1923 Ağustos'unda seçimlerin yenilenmesiyle oluşan İkinci Dönem TBMM'de, Yunan işgalinden temizlenmesinde büyük yarar sağladığı İzmir'in milletvekili olarak yer aldı. Aynı zamanda da 5'nci Kolordu Komutanı olarak görev yapmaya devam etti. Hem askerlik, hem de milletvekilliği işlerinin aynı anda yapılmasının zor olması sebebiyle, bu hususla ilgili Meclis tarafından bir karar çıkarılmasını sağlayan Gazi Mustafa Kemal Paşa'nın da tavsiyesiyle, vekillikten ayrılarak komutan olarak orduda kaldı.
1924 yılında 2'nci Ordu Komutanlığı'na atanan Korgeneral Fahrettin Paşa, 30 Ağustos 1926 tarihinde "Orgeneral" oldu. 1930 yılında yaşanan ve ülke tarihine kara bir leke olarak düşen "Menemen Olayı"ndan sonra Menemen, Balıkesir ve Manisa havalisinde ilan edilen sıkıyönetim halinin komutanlığına getirildi. 1933 yılında 1'nci Ordu Komutanlığı'na atandı.

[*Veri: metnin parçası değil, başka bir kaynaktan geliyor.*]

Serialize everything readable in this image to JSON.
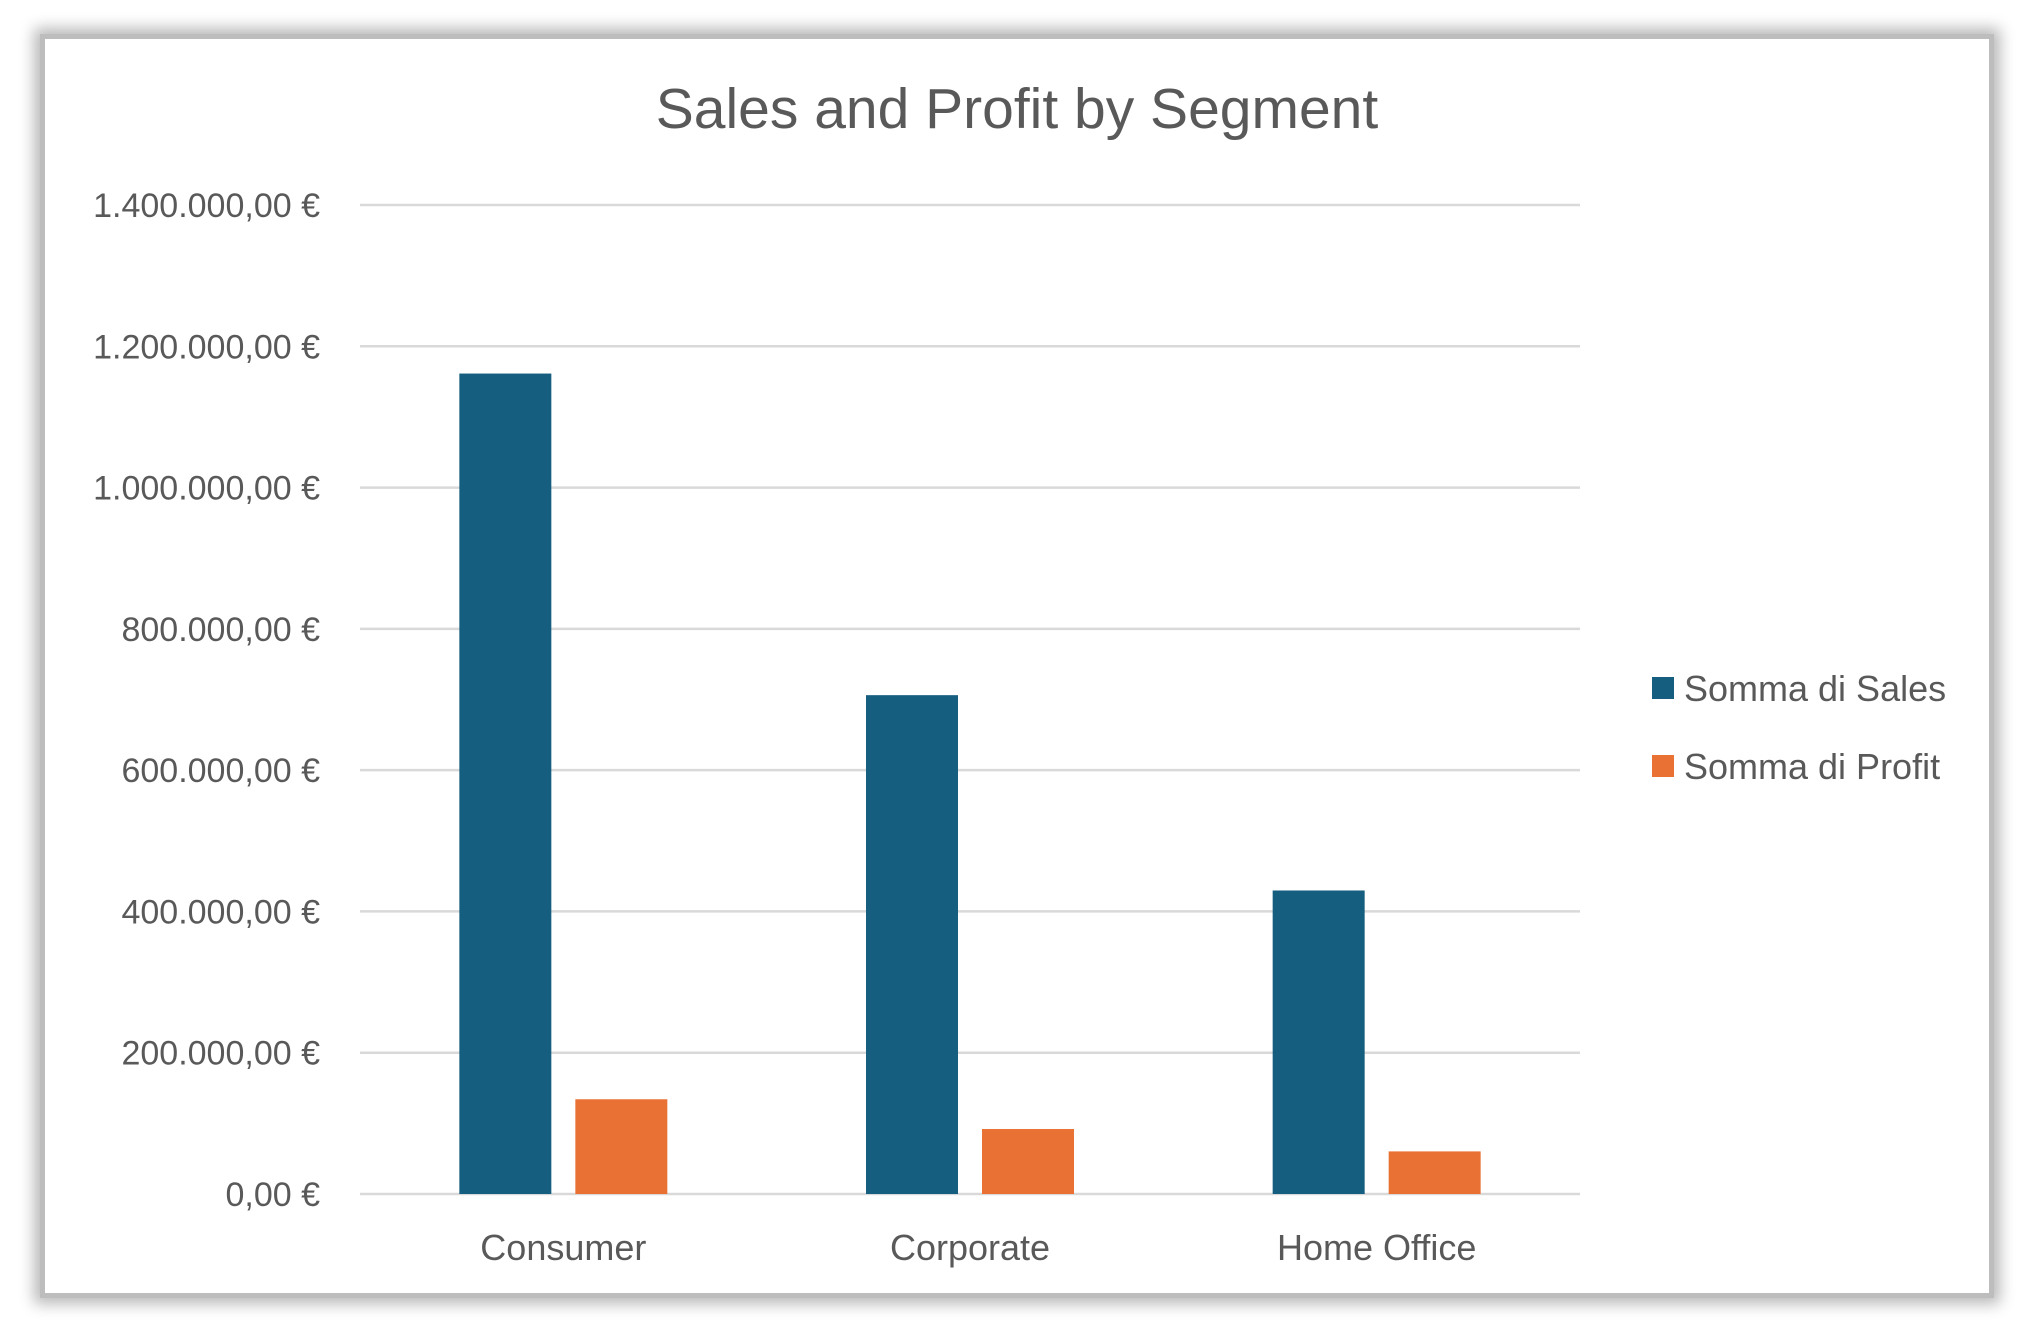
{
  "chart_data": {
    "type": "bar",
    "title": "Sales and Profit by Segment",
    "categories": [
      "Consumer",
      "Corporate",
      "Home Office"
    ],
    "series": [
      {
        "name": "Somma di Sales",
        "color": "#165e80",
        "values": [
          1161401,
          706146,
          429653
        ]
      },
      {
        "name": "Somma di Profit",
        "color": "#ea7134",
        "values": [
          134119,
          91979,
          60299
        ]
      }
    ],
    "ylim": [
      0,
      1400000
    ],
    "yticks": [
      0,
      200000,
      400000,
      600000,
      800000,
      1000000,
      1200000,
      1400000
    ],
    "ytick_labels": [
      "0,00 €",
      "200.000,00 €",
      "400.000,00 €",
      "600.000,00 €",
      "800.000,00 €",
      "1.000.000,00 €",
      "1.200.000,00 €",
      "1.400.000,00 €"
    ],
    "grid": true,
    "legend_position": "right"
  }
}
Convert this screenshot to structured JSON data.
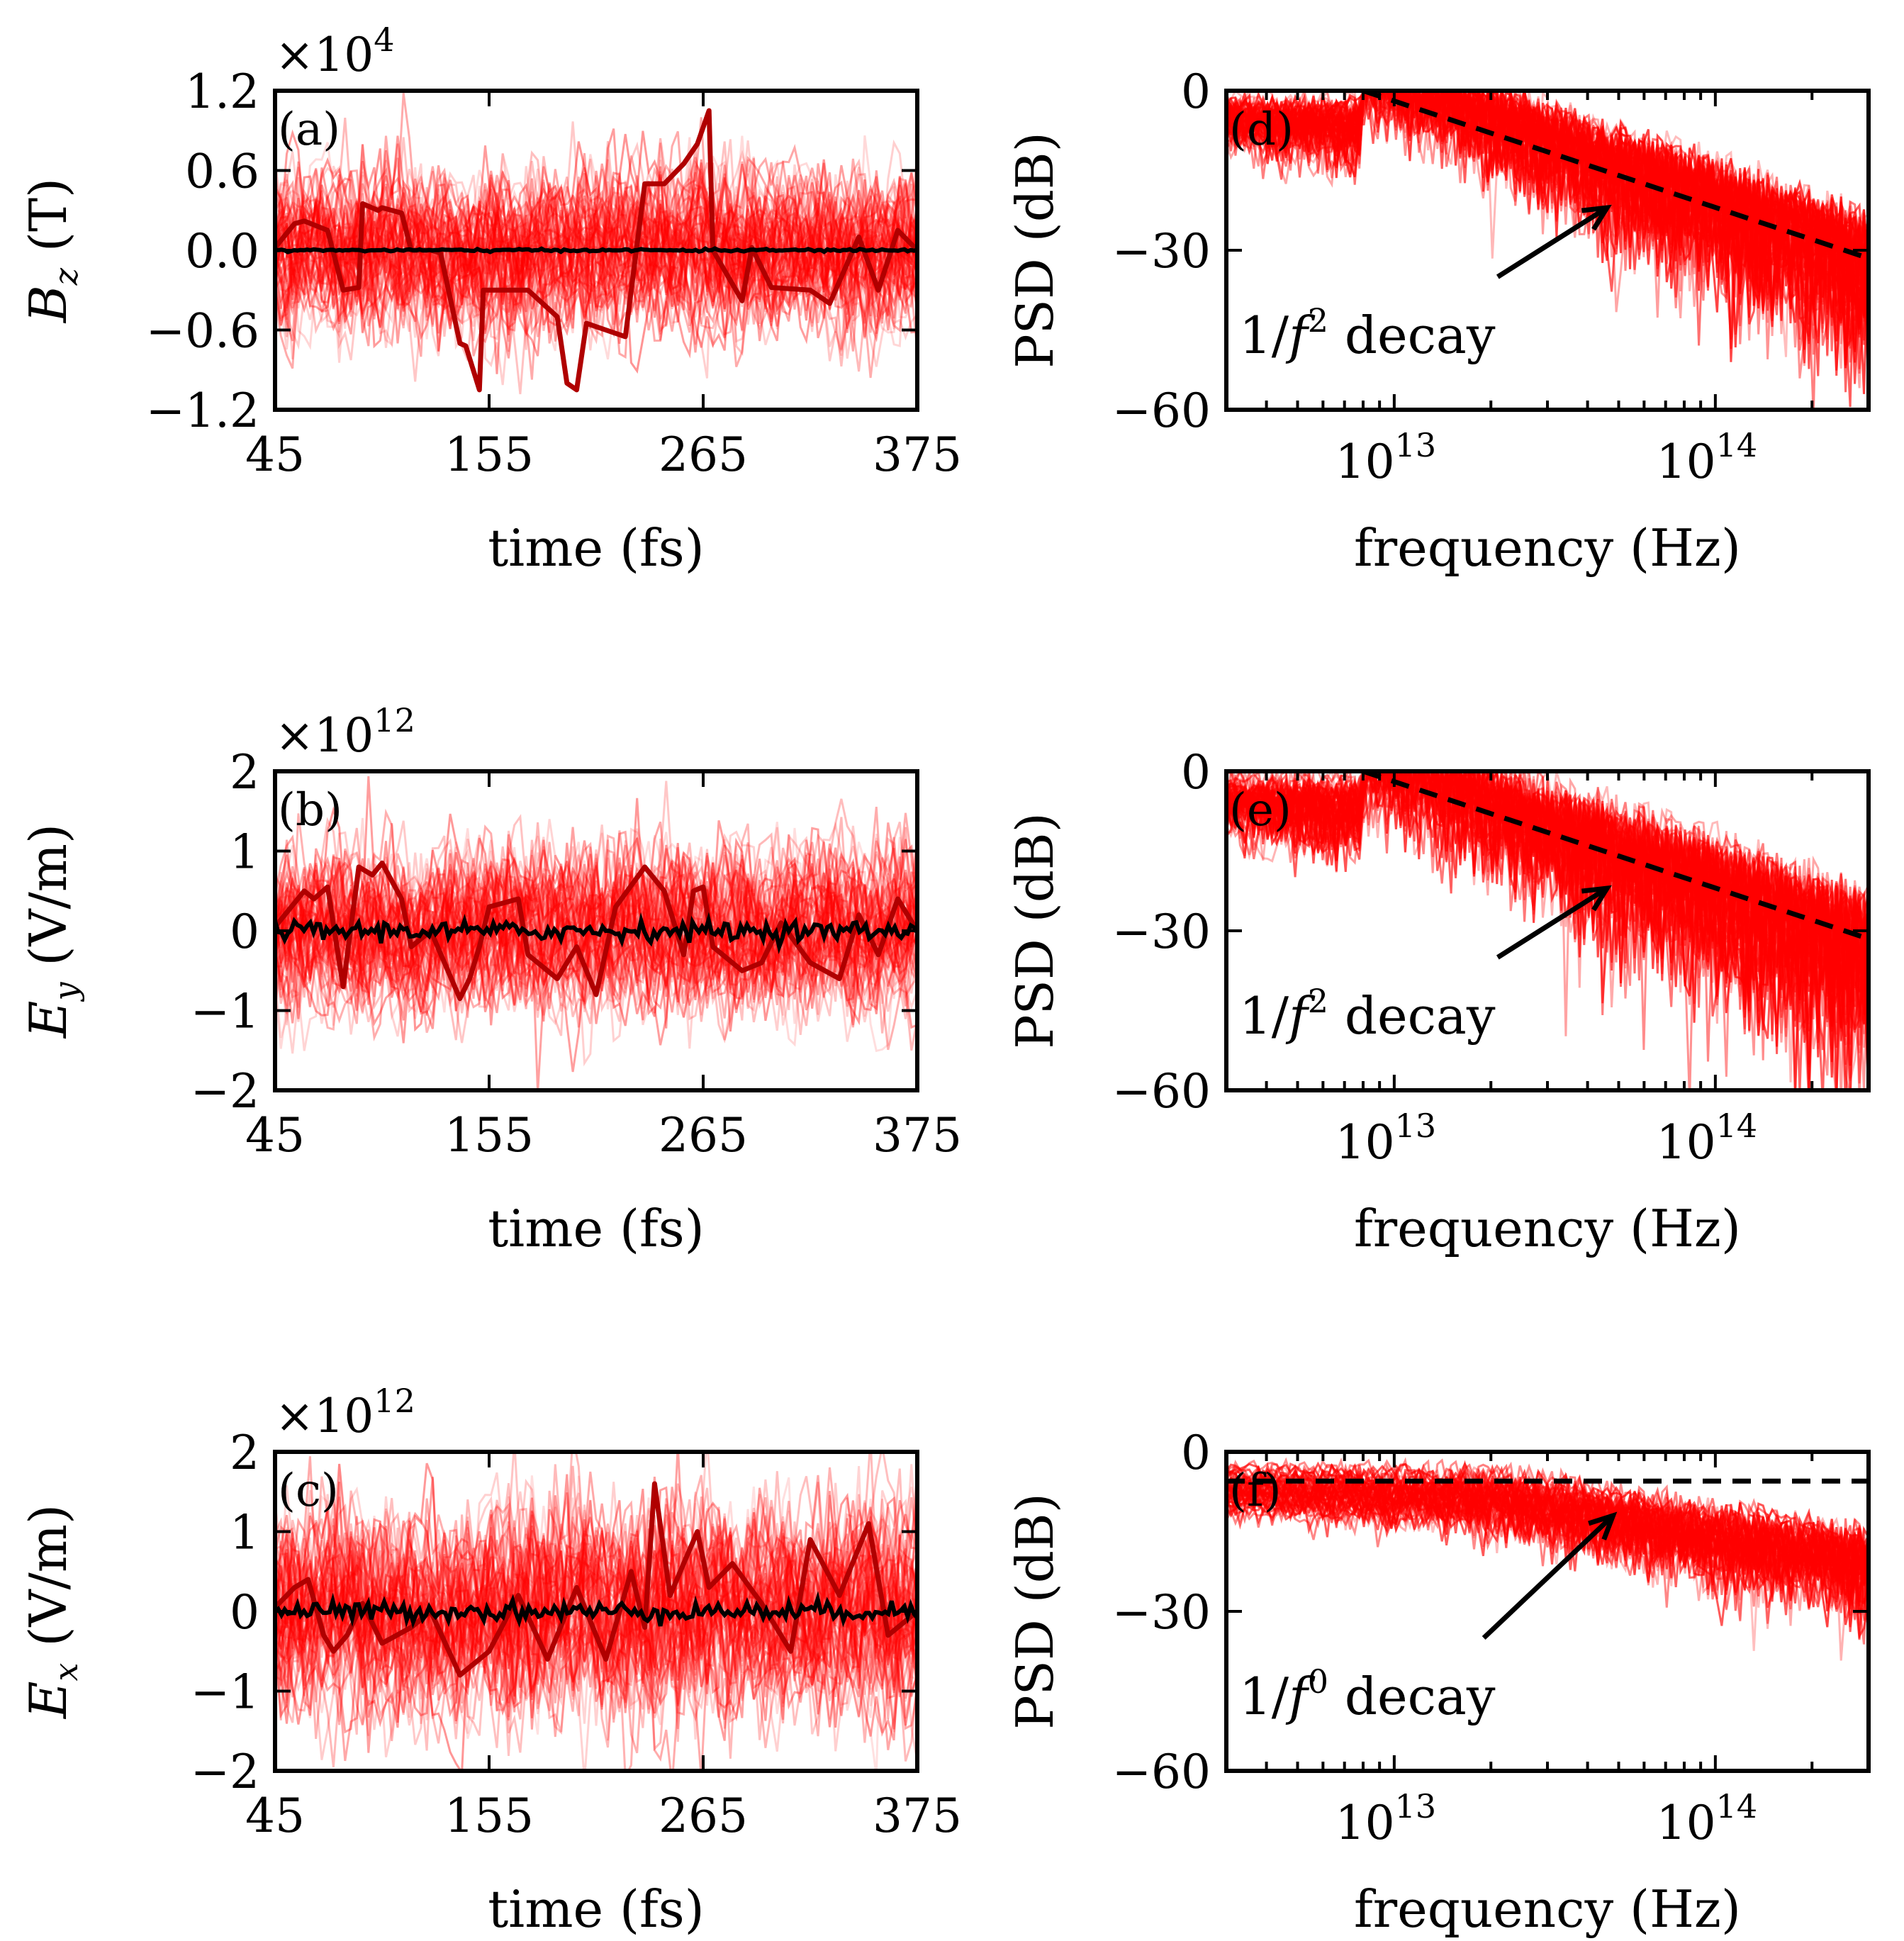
{
  "figure": {
    "colors": {
      "trace": "#ff0000",
      "trace_dark": "#b00000",
      "mean": "#000000",
      "dashed": "#000000"
    },
    "n_traces": 60
  },
  "chart_data": [
    {
      "type": "line",
      "panel": "(a)",
      "xlabel": "time (fs)",
      "ylabel_var": "B",
      "ylabel_sub": "z",
      "ylabel_unit": "(T)",
      "xlim": [
        45,
        375
      ],
      "ylim": [
        -1.2,
        1.2
      ],
      "xticks": [
        45,
        155,
        265,
        375
      ],
      "xticklabels": [
        "45",
        "155",
        "265",
        "375"
      ],
      "yticks": [
        -1.2,
        -0.6,
        0.0,
        0.6,
        1.2
      ],
      "yticklabels": [
        "−1.2",
        "−0.6",
        "0.0",
        "0.6",
        "1.2"
      ],
      "offset_base": "×10",
      "offset_exp": "4",
      "highlight_series": {
        "name": "highlighted trace",
        "x": [
          45,
          55,
          60,
          72,
          80,
          88,
          90,
          98,
          100,
          110,
          115,
          125,
          130,
          140,
          143,
          150,
          152,
          165,
          175,
          190,
          195,
          200,
          205,
          215,
          225,
          235,
          245,
          255,
          262,
          268,
          270,
          285,
          290,
          300,
          320,
          330,
          345,
          355,
          365,
          375
        ],
        "y": [
          0.02,
          0.2,
          0.22,
          0.15,
          -0.3,
          -0.28,
          0.35,
          0.3,
          0.32,
          0.28,
          0.0,
          0.0,
          -0.02,
          -0.7,
          -0.72,
          -1.05,
          -0.3,
          -0.3,
          -0.3,
          -0.5,
          -1.0,
          -1.05,
          -0.55,
          -0.6,
          -0.65,
          0.5,
          0.5,
          0.65,
          0.8,
          1.05,
          0.0,
          -0.38,
          0.02,
          -0.28,
          -0.3,
          -0.4,
          0.1,
          -0.3,
          0.15,
          0.0
        ]
      },
      "mean_series": {
        "name": "mean",
        "x": [
          45,
          375
        ],
        "y": [
          0.0,
          0.0
        ]
      },
      "ensemble_amplitude": 0.35
    },
    {
      "type": "line",
      "panel": "(b)",
      "xlabel": "time (fs)",
      "ylabel_var": "E",
      "ylabel_sub": "y",
      "ylabel_unit": "(V/m)",
      "xlim": [
        45,
        375
      ],
      "ylim": [
        -2,
        2
      ],
      "xticks": [
        45,
        155,
        265,
        375
      ],
      "xticklabels": [
        "45",
        "155",
        "265",
        "375"
      ],
      "yticks": [
        -2,
        -1,
        0,
        1,
        2
      ],
      "yticklabels": [
        "−2",
        "−1",
        "0",
        "1",
        "2"
      ],
      "offset_base": "×10",
      "offset_exp": "12",
      "highlight_series": {
        "name": "highlighted trace",
        "x": [
          45,
          60,
          65,
          72,
          80,
          88,
          95,
          100,
          110,
          115,
          125,
          140,
          145,
          150,
          155,
          170,
          175,
          190,
          200,
          210,
          220,
          235,
          245,
          255,
          260,
          265,
          270,
          285,
          295,
          305,
          320,
          335,
          345,
          355,
          365,
          375
        ],
        "y": [
          0.05,
          0.5,
          0.4,
          0.55,
          -0.7,
          0.8,
          0.7,
          0.85,
          0.4,
          -0.2,
          0.0,
          -0.85,
          -0.6,
          -0.2,
          0.3,
          0.4,
          -0.3,
          -0.6,
          -0.2,
          -0.8,
          0.3,
          0.8,
          0.5,
          -0.3,
          0.5,
          0.55,
          -0.2,
          -0.5,
          -0.4,
          0.1,
          -0.4,
          -0.6,
          0.2,
          -0.3,
          0.4,
          0.0
        ]
      },
      "mean_series": {
        "name": "mean",
        "x": [
          45,
          375
        ],
        "y": [
          0.0,
          0.0
        ]
      },
      "ensemble_amplitude": 0.6
    },
    {
      "type": "line",
      "panel": "(c)",
      "xlabel": "time (fs)",
      "ylabel_var": "E",
      "ylabel_sub": "x",
      "ylabel_unit": "(V/m)",
      "xlim": [
        45,
        375
      ],
      "ylim": [
        -2,
        2
      ],
      "xticks": [
        45,
        155,
        265,
        375
      ],
      "xticklabels": [
        "45",
        "155",
        "265",
        "375"
      ],
      "yticks": [
        -2,
        -1,
        0,
        1,
        2
      ],
      "yticklabels": [
        "−2",
        "−1",
        "0",
        "1",
        "2"
      ],
      "offset_base": "×10",
      "offset_exp": "12",
      "highlight_series": {
        "name": "highlighted trace",
        "x": [
          45,
          55,
          62,
          70,
          75,
          82,
          90,
          100,
          115,
          125,
          140,
          155,
          170,
          185,
          200,
          215,
          228,
          235,
          240,
          248,
          255,
          262,
          268,
          280,
          295,
          310,
          320,
          335,
          350,
          360,
          375
        ],
        "y": [
          0.05,
          0.3,
          0.4,
          -0.3,
          -0.5,
          -0.3,
          0.1,
          -0.4,
          -0.2,
          0.0,
          -0.8,
          -0.5,
          0.2,
          -0.6,
          0.3,
          -0.6,
          0.5,
          -0.2,
          1.6,
          0.2,
          0.6,
          1.0,
          0.3,
          0.6,
          0.1,
          -0.5,
          0.9,
          0.2,
          1.1,
          -0.3,
          0.0
        ]
      },
      "mean_series": {
        "name": "mean",
        "x": [
          45,
          375
        ],
        "y": [
          0.0,
          0.0
        ]
      },
      "ensemble_amplitude": 0.75
    },
    {
      "type": "line",
      "panel": "(d)",
      "xlabel": "frequency (Hz)",
      "ylabel": "PSD (dB)",
      "xscale": "log",
      "xlim": [
        3000000000000.0,
        300000000000000.0
      ],
      "ylim": [
        -60,
        0
      ],
      "xticks": [
        10000000000000.0,
        100000000000000.0
      ],
      "xtick_base": "10",
      "xtick_exps": [
        "13",
        "14"
      ],
      "yticks": [
        -60,
        -30,
        0
      ],
      "yticklabels": [
        "−60",
        "−30",
        "0"
      ],
      "fit_line": {
        "name": "1/f^2 fit",
        "x": [
          8000000000000.0,
          300000000000000.0
        ],
        "y": [
          0,
          -31.5
        ]
      },
      "ensemble_spread": 10,
      "annotation": {
        "prefix": "1/",
        "var": "f",
        "exp": "2",
        "suffix": " decay",
        "arrow_to": [
          46000000000000.0,
          -22
        ],
        "arrow_from": [
          21000000000000.0,
          -35
        ]
      }
    },
    {
      "type": "line",
      "panel": "(e)",
      "xlabel": "frequency (Hz)",
      "ylabel": "PSD (dB)",
      "xscale": "log",
      "xlim": [
        3000000000000.0,
        300000000000000.0
      ],
      "ylim": [
        -60,
        0
      ],
      "xticks": [
        10000000000000.0,
        100000000000000.0
      ],
      "xtick_base": "10",
      "xtick_exps": [
        "13",
        "14"
      ],
      "yticks": [
        -60,
        -30,
        0
      ],
      "yticklabels": [
        "−60",
        "−30",
        "0"
      ],
      "fit_line": {
        "name": "1/f^2 fit",
        "x": [
          8000000000000.0,
          300000000000000.0
        ],
        "y": [
          0,
          -31.5
        ]
      },
      "ensemble_spread": 12,
      "annotation": {
        "prefix": "1/",
        "var": "f",
        "exp": "2",
        "suffix": " decay",
        "arrow_to": [
          46000000000000.0,
          -22
        ],
        "arrow_from": [
          21000000000000.0,
          -35
        ]
      }
    },
    {
      "type": "line",
      "panel": "(f)",
      "xlabel": "frequency (Hz)",
      "ylabel": "PSD (dB)",
      "xscale": "log",
      "xlim": [
        3000000000000.0,
        300000000000000.0
      ],
      "ylim": [
        -60,
        0
      ],
      "xticks": [
        10000000000000.0,
        100000000000000.0
      ],
      "xtick_base": "10",
      "xtick_exps": [
        "13",
        "14"
      ],
      "yticks": [
        -60,
        -30,
        0
      ],
      "yticklabels": [
        "−60",
        "−30",
        "0"
      ],
      "fit_line": {
        "name": "1/f^0 fit",
        "x": [
          3000000000000.0,
          300000000000000.0
        ],
        "y": [
          -5.5,
          -5.5
        ]
      },
      "ensemble_spread": 5,
      "annotation": {
        "prefix": "1/",
        "var": "f",
        "exp": "0",
        "suffix": " decay",
        "arrow_to": [
          48000000000000.0,
          -12
        ],
        "arrow_from": [
          19000000000000.0,
          -35
        ]
      }
    }
  ]
}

Orgeneral Fahrettin Paşa, 1934 yılında Sovyetler Birliği'nde yapılan Kızıl Ordu manevralarına, Türkiye'den gidecek askeri heyete başkanlık ederek katılımda bulundu. Bu manevralara, Türkiye'den başka hiçbir ülke davet edilmemişti.
Yine 1934 yılı içerisinde, İran ve Afganistan arasında yaşanan sınır anlaşmazlığında, hakemlik yapma görevini üstlendi. "Atabay Hakemliği" adı verilen bir rapor hazırlayarak, günümüzün İran-Afganistan sınırının güney tarafının çizilmesini sağladı.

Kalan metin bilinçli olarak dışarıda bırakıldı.